Hotel pool deaths case dropped at 11th hour
A health and safety prosecution against a hospitality company after two people drowned in the swimming pool at the luxury Down Hall Country House at Hatfield Heath in Essex has been dropped at the 11th hour.
The trial of ThenHotels LLP was scheduled to begin later this month at Chelmsford Crown Court. But the judge who was to hear the case was told today that the Crown has withdrawn the allegations against the company which had already pleaded not guilty to two offences.
The prosecution was launched following the deaths of Josephine Foday, 22, and her married lover, Komba Kpakiwa, 31, in April 2013.
Barrister James Maxwell-Scott told Judge Christopher Ball QC that the prosecution had indicated a week ago that it would not now be offering any evidence against ThenHotels.
As formally cleared the company Judge Ball said that the Crown's letter to the court "indicates the unequivocal intention of the Crown to offer no evidence." He said that in the circumstances he would "formally enter not guilty verdicts".

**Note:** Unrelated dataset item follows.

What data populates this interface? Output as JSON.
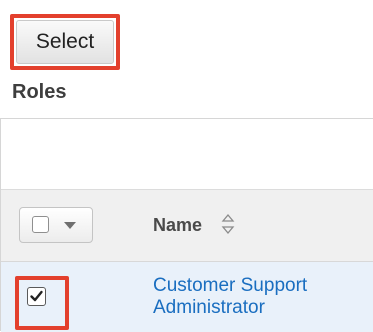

Co-defendant, the hotel owner Veladail Hotels Ltd, of Mayfair, London, had earlier pleaded guilty to the same two offences and it will be sentenced shortly though no date has yet been set.
Both companies were accused of failing in their duty not to expose guests to risk in that they permitted them to use a swimming pool without having sufficient regard to risk assessments carried out by Hygcam Ltd and 4SIGHT Risk Management Ltd.
The second offence was contravening a health and safety regulation in that they failed to make a sufficient and suitable assessment of the health and safety risks.
After today's brief hearing, a legal spokesman for ThenHotels said the prosecution had reviewed the case in the light of the company's defence statement that ThenHotels was not involved in health and safety at the hotel.
"My client was the consultant, advising Veladail about the hotel and the prosecution thought we had a duty in respect of health and safety and we said that was not correct.
"They were contracted in to provide limited services which didn't extend to health and safety."
On 27 April 2013 nursing student Josephine Foday, of Barth Road, Plumstead, London, was spending her birthday weekend with married father of two Komba Kpakiwa, of Arthur Street, Erith, Kent, at the wedding venue and 99-room hotel near Bishop's Stortford.
The bodies of the couple were found floating in the unusually shaped pool at about 7pm.
An inquest in May last year recorded that they both died accidentally.
Miss Foday was studying at Canterbury University and Mr Kpakiwa, who worked in a Co-op, was studying law at North London University.
Down Hall Hotel no longer has a swimming pool. It has been converted into a spa.